In the simple example you give above which is "learn not to get stuck when hitting an obstacle" you have in fact set the system up as to what it can learn and how it is to learn it. The key is the "fitness rule" that determines what throws of the dice are to be accepted or rejected.

Although you might think that the input is simply the binary pattern at time N there are also sequences of patterns or the current action that can determine the next action.

An example is the alternating task. (move_left/food) -> move_right (move_right/food) -> move-left The input (food) is the same but the action is dependent on previous input/action combination. But if your program doesn't take these things as data they it will never learn to solve certain kinds of problems.

There are other things such as temporal factors. The time between bumps may be a "feature" of a room. All this and you still only have the same set of sensors but have constructed a much more complex environment. Actually I think "distance/direction travelled" between bumps might be more useful :)
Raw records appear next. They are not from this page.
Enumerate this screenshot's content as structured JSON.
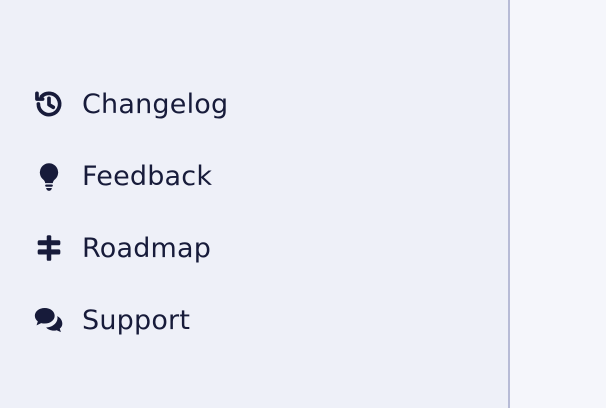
{
  "sidebar": {
    "items": [
      {
        "label": "Changelog",
        "icon": "history-icon"
      },
      {
        "label": "Feedback",
        "icon": "lightbulb-icon"
      },
      {
        "label": "Roadmap",
        "icon": "signpost-icon"
      },
      {
        "label": "Support",
        "icon": "chat-bubbles-icon"
      }
    ]
  },
  "colors": {
    "sidebar_bg": "#eef0f8",
    "main_bg": "#f5f6fb",
    "divider": "#b7bbd6",
    "text": "#171b3a"
  }
}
It is hard to recommend books on these subjects. All I have done over the years is visit technical books shops, browse the books of interest to see if I can understand them. The last book I bought on AI was the 1993 edition of AI by Patrick Henry Winston.

There should be lots of stuff on the robot web sites. Subjects on ideas for simple robots such as Rodney Brooks subsumption architecture.

- John

Reply to
JGCASEY

True, but I can perform line detection on the image, and determine how far and in what direction the lines moved

Rich

Reply to
aiiadict

And thus your "input" is no longer being used but some transformation of the input as regards any associations with the motor output. This moves beyond simple association of input/output into computation.

For example your lines will "move" in all sorts of ways depending on the orientation your robot has with respect to those lines.

And how will you use all this "line" data?

John

Reply to
JGCASEY

My idea is to associate input with randomly tweaking outputs.

I don't know if it would be useful. Just interesting.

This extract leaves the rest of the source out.